4. This view seems to be to some extent in accord with the rulings of the Calcutta High Court in Ramchunder Chatterjee v. Kanhye Laha, 25 W. R., Cr., 19; Chundtr Seekor Sookul v. Dhurm Nath Tewaree, 1 Cal. L. R.; 434, Beputoolla v. Najim Sheikh, 3 Cal. L. R. 374, and Empress v. Abdool Karim I. L. R., 4 Cal., 18. The facts of those cases are, however, distinguishable from those of this case now before me. In the last-mentioned ruling the learned Judges in expressing their opinions laid down the rule that if a charge of an offence “not triable is laid and sworn to, the Magistrate must proceed with the case accordingly, unless he is at the outset in a position to show from the deposition of the complainant that the circumstances of aggravation are really mere exaggeration and not to be believed.”

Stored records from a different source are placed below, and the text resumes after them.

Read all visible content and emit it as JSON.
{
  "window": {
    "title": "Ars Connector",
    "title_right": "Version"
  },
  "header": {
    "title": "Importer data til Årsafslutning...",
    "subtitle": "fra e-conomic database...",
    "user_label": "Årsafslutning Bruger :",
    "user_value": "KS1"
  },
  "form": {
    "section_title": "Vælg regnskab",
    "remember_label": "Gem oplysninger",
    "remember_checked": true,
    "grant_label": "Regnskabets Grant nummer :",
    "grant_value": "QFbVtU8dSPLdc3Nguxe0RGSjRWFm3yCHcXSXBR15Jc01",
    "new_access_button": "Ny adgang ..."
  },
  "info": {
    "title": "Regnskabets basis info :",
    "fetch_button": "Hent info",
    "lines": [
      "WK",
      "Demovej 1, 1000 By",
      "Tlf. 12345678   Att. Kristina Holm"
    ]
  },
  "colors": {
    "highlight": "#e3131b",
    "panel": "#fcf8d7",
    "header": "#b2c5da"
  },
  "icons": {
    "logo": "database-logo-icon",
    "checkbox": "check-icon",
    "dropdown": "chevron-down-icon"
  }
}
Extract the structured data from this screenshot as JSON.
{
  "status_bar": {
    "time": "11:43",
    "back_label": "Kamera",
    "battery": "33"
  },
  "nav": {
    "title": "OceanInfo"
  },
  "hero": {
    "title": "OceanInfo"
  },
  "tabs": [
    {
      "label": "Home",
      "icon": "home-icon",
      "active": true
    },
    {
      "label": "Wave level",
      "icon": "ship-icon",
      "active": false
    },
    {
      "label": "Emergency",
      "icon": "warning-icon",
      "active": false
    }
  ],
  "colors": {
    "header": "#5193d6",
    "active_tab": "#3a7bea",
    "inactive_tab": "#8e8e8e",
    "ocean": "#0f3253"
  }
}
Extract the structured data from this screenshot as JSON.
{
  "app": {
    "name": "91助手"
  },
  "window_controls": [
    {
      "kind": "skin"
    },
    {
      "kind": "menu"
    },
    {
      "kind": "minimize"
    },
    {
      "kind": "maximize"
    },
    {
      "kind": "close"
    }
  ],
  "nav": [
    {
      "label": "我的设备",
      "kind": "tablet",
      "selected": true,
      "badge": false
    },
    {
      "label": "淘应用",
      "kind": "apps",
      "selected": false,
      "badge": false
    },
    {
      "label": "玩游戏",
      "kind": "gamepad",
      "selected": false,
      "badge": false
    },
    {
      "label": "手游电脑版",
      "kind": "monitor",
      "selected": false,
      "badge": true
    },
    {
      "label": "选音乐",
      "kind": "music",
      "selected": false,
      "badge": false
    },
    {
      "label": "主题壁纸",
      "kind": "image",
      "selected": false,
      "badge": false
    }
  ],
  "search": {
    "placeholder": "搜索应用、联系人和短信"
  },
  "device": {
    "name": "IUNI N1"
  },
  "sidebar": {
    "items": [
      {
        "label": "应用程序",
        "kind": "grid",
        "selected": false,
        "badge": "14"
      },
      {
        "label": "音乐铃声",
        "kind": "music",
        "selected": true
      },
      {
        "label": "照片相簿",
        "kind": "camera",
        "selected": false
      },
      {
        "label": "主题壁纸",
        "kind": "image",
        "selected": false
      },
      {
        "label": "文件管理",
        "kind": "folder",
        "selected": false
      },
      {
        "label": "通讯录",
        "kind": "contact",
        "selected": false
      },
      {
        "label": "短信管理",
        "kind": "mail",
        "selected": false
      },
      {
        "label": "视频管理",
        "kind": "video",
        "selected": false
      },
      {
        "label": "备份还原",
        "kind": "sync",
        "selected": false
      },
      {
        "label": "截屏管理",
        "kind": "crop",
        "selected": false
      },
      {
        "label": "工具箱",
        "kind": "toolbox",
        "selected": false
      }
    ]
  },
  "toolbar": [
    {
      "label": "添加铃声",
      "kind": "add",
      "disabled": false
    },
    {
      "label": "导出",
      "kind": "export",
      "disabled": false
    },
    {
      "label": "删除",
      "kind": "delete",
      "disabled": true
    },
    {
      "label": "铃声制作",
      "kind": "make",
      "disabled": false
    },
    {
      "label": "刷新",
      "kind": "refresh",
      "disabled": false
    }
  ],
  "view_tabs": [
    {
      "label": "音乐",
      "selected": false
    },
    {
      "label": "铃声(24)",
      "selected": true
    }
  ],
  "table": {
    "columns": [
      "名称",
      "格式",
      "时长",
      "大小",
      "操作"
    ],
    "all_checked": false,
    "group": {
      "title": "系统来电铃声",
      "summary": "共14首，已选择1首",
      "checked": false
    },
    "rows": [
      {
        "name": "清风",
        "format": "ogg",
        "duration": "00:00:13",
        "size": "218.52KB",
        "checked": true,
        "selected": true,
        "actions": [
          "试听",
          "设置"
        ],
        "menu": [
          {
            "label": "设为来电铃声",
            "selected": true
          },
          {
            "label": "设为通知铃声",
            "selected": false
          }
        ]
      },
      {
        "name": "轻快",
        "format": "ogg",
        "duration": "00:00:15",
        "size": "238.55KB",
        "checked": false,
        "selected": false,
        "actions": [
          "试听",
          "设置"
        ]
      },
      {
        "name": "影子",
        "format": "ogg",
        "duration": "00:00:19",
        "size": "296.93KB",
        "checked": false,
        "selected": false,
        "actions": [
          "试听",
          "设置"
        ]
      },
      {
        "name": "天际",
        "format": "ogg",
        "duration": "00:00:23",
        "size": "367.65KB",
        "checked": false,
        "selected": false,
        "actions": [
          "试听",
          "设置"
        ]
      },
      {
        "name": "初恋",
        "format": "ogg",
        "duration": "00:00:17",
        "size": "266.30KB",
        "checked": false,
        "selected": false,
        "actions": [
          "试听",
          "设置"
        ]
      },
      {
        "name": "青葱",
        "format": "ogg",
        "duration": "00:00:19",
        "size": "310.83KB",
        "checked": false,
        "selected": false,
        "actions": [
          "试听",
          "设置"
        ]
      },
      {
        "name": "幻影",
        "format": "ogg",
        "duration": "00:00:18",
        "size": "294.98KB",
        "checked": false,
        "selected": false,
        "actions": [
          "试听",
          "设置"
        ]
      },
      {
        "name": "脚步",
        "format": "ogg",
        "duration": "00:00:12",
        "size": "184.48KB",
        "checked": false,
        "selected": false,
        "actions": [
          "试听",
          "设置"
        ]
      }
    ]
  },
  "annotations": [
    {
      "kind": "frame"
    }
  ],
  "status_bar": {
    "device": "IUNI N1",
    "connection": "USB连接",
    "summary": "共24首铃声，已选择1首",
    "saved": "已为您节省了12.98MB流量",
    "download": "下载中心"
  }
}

5. I agree in the rule so laid down, but I must say that I am not prepared to hold that the mere circumstance of a complaint charging an accused person of offences not summarily triable would oust the summary jurisdiction of a Magistrate under Section 260 of the Criminal Procedure Code. It is far from being an uncommon circumstance that complainants, either bond fide suffering from a grievance or out of ill-will towards the accused, exaggerate the heinousness of the facts complained of; and if I were to hold that the terms of the complaint are in themselves conclusive to decide the question as to whether the case might be summarily tried or not, I should virtually be holding that the summary jurisdiction can be evaded at the choice of the complainant. In this class of oases no hard-and-fast rule can be laid down, and much depends upon the facts and circumstances of each individual case. The Criminal Procedure Code has empowered Magistrates, under certain limitations, to decline to proceed with a complaint; and even in cases not summarily triable, it is only when a Magistrate sees sufficient ground for proceeding against the accused that a charge is framed. This, speaking in general language, is the effect of Sections 210 and 254, Criminal Procedure Code, and I think that whether a complaint does or does not afford sufficient grounds for a summary trial, or requires a trial under the ordinary procedure, is a question which must be left in a great measure to the discretion of the Magistrate, which discretion of course must be exercised whith due care and caution according to judicial methods, with reference to the circumstances of each case. In this case, the facts as stated by the complainant might possibly have fallen under Sections 147, 451, or 452 of the Indian Penal Code, none of which offences was summarily triable. But before the Magistrate could charge the accused under those sections, he would have to satisfy himself that there was ground for proceeding under any of those sections. The Magistrate, in the present case, does not appear to have rejected any evidence for the prosecution, and his judgment shows that he disbelieved the entire evidence adduced on behalf of the prosecution. Under these circumstances, I do not think that the case requires any interference in revision. I therefore decline to interfere. The record will be returned.